Interaction of valproic acid and carbapenem antibiotics with multidrug resistance-associated proteins in rat erythrocyte membranes.

We recently reported that the decrease in plasma valproic acid (VPA) level by carbapenem antibiotics (CPs) may partly be due to the increased erythrocyte distribution of VPA. In order to clarify the mechanisms underlying altered VPA distribution in erythrocytes, we examined the role of multidrug resistance-associated proteins (Mrps). The uptake of 2,4-dinitrophenyl-S-glutathione (DNP-SG), a substrate of Mrps, by inside-out vesicles (IOVs) prepared from rat erythrocytes was an ATP-dependent, active process. DNP-SG uptake was mediated by high- and low-affinity transport systems, and was inhibited by various Mrp inhibitors such as probenecid and indomethacin. Glutathione stimulated only the high-affinity transport system. VPA inhibited the low-affinity transport of DNP-SG, while panipenem, a CP, inhibited both high- and low-affinity transport. ATP-dependent, Mrp-mediated transport of methotrexate, another Mrp substrate, in IOVs was also observed, and VPA and various CPs inhibited the transport. The uptake of [(3)H]VPA was examined, and found to be ATP-dependent.

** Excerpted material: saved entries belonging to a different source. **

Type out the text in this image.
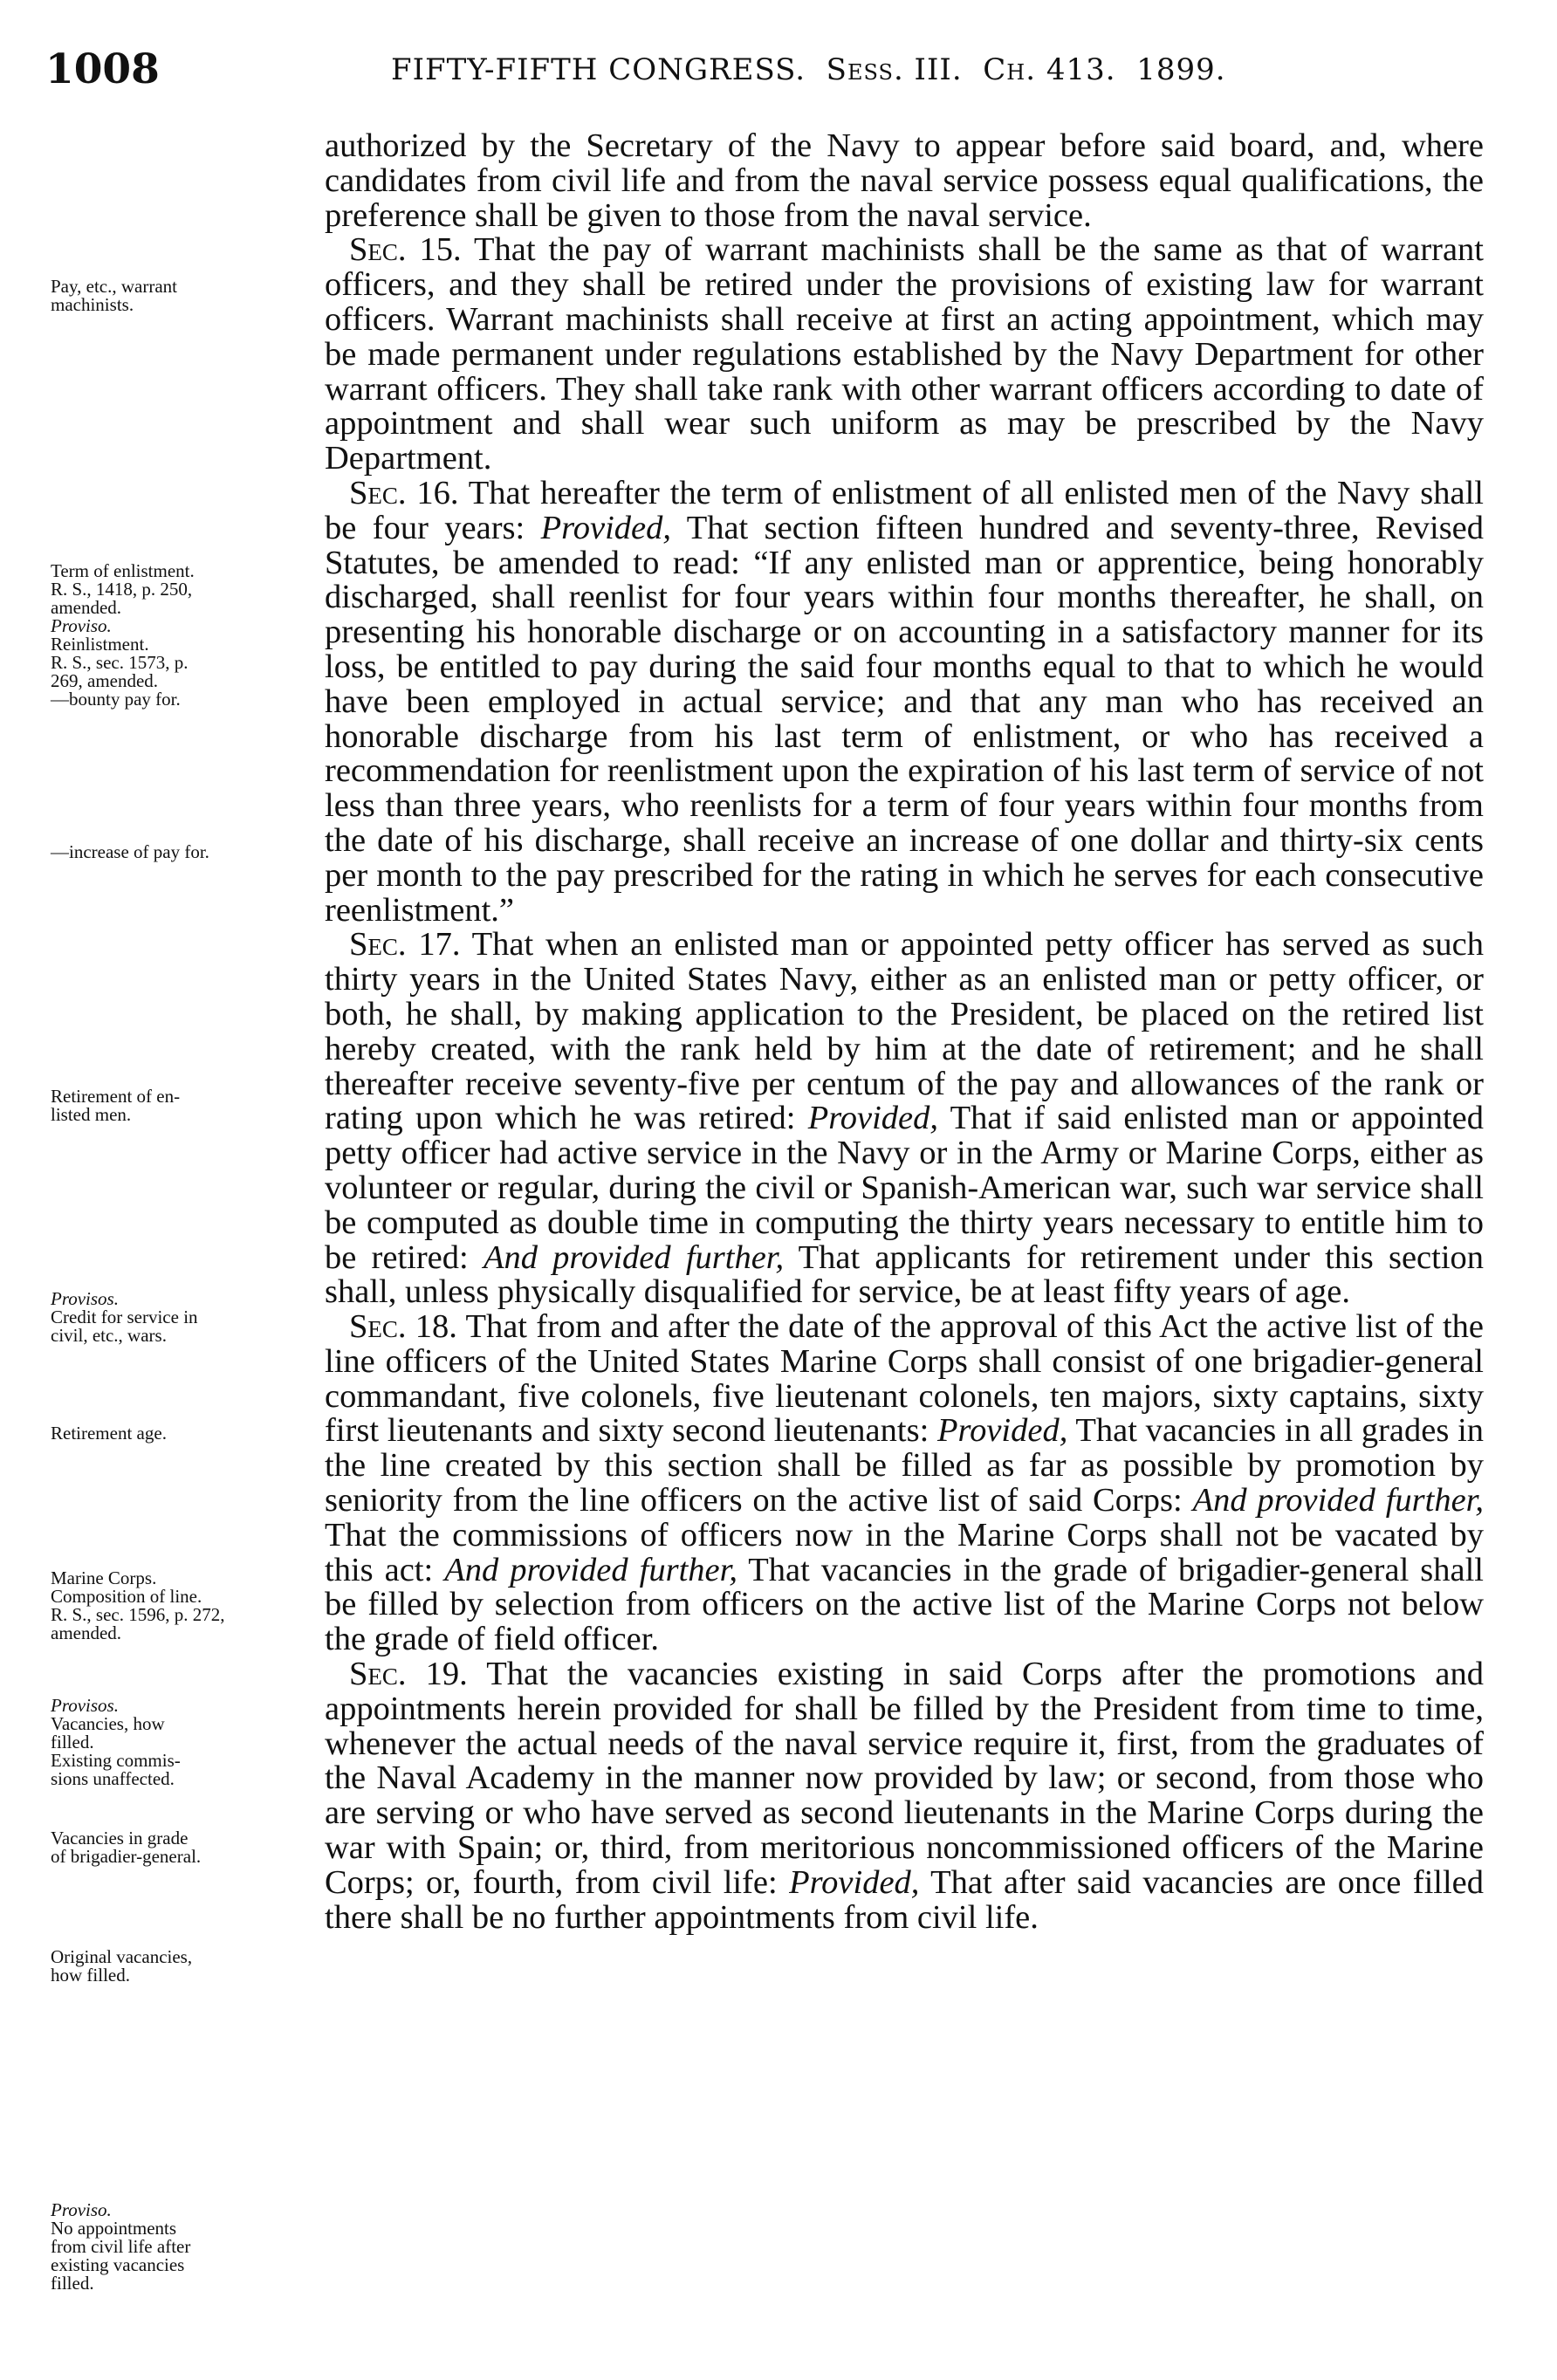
1008	FIFTY-FIFTH CONGRESS. Sess. III. Ch. 413. 1899.

authorized by the Secretary of the Navy to appear before said board, and, where candidates from civil life and from the naval service possess equal qualifications, the preference shall be given to those from the naval service.

Sec. 15. That the pay of warrant machinists shall be the same as that of warrant officers, and they shall be retired under the provisions of existing law for warrant officers. Warrant machinists shall receive at first an acting appointment, which may be made permanent under regulations established by the Navy Department for other warrant officers. They shall take rank with other warrant officers according to date of appointment and shall wear such uniform as may be prescribed by the Navy Department.

Sec. 16. That hereafter the term of enlistment of all enlisted men of the Navy shall be four years: Provided, That section fifteen hundred and seventy-three, Revised Statutes, be amended to read: “If any enlisted man or apprentice, being honorably discharged, shall reenlist for four years within four months thereafter, he shall, on presenting his honorable discharge or on accounting in a satisfactory manner for its loss, be entitled to pay during the said four months equal to that to which he would have been employed in actual service; and that any man who has received an honorable discharge from his last term of enlistment, or who has received a recommendation for reenlistment upon the expiration of his last term of service of not less than three years, who reenlists for a term of four years within four months from the date of his discharge, shall receive an increase of one dollar and thirty-six cents per month to the pay prescribed for the rating in which he serves for each consecutive reenlistment.”

Sec. 17. That when an enlisted man or appointed petty officer has served as such thirty years in the United States Navy, either as an enlisted man or petty officer, or both, he shall, by making application to the President, be placed on the retired list hereby created, with the rank held by him at the date of retirement; and he shall thereafter receive seventy-five per centum of the pay and allowances of the rank or rating upon which he was retired: Provided, That if said enlisted man or appointed petty officer had active service in the Navy or in the Army or Marine Corps, either as volunteer or regular, during the civil or Spanish-American war, such war service shall be computed as double time in computing the thirty years necessary to entitle him to be retired: And provided further, That applicants for retirement under this section shall, unless physically disqualified for service, be at least fifty years of age.

Sec. 18. That from and after the date of the approval of this Act the active list of the line officers of the United States Marine Corps shall consist of one brigadier-general commandant, five colonels, five lieutenant colonels, ten majors, sixty captains, sixty first lieutenants and sixty second lieutenants: Provided, That vacancies in all grades in the line created by this section shall be filled as far as possible by promotion by seniority from the line officers on the active list of said Corps: And provided further, That the commissions of officers now in the Marine Corps shall not be vacated by this act: And provided further, That vacancies in the grade of brigadier-general shall be filled by selection from officers on the active list of the Marine Corps not below the grade of field officer.

Sec. 19. That the vacancies existing in said Corps after the promotions and appointments herein provided for shall be filled by the President from time to time, whenever the actual needs of the naval service require it, first, from the graduates of the Naval Academy in the manner now provided by law; or second, from those who are serving or who have served as second lieutenants in the Marine Corps during the war with Spain; or, third, from meritorious noncommissioned officers of the Marine Corps; or, fourth, from civil life: Provided, That after said vacancies are once filled there shall be no further appointments from civil life.

Pay, etc., warrant
machinists.
Term of enlistment.
R. S., 1418, p. 250,
amended.
Proviso.
Reinlistment.
R. S., sec. 1573, p.
269, amended.
—bounty pay for.
—increase of pay for.
Retirement of en-
listed men.
Provisos.
Credit for service in
civil, etc., wars.
Retirement age.
Marine Corps.
Composition of line.
R. S., sec. 1596, p. 272,
amended.
Provisos.
Vacancies, how
filled.
Existing commis-
sions unaffected.
Vacancies in grade
of brigadier-general.
Original vacancies,
how filled.
Proviso.
No appointments
from civil life after
existing vacancies
filled.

ATP-dependent uptake of [(3)H]VPA was inhibited by Mrp inhibitors and panipenem, while the inhibition was not observed in the absence of ATP. These results indicate that VPA and CPs interact with Mrp-mediated transport in erythrocyte membranes, and VPA itself is transported by Mrps, which is inhibited by panipenem. Thus, the increased erythrocyte distribution of VPA by CPs observed under in vivo conditions may partly be explained by their interaction with Mrps in erythrocyte membranes.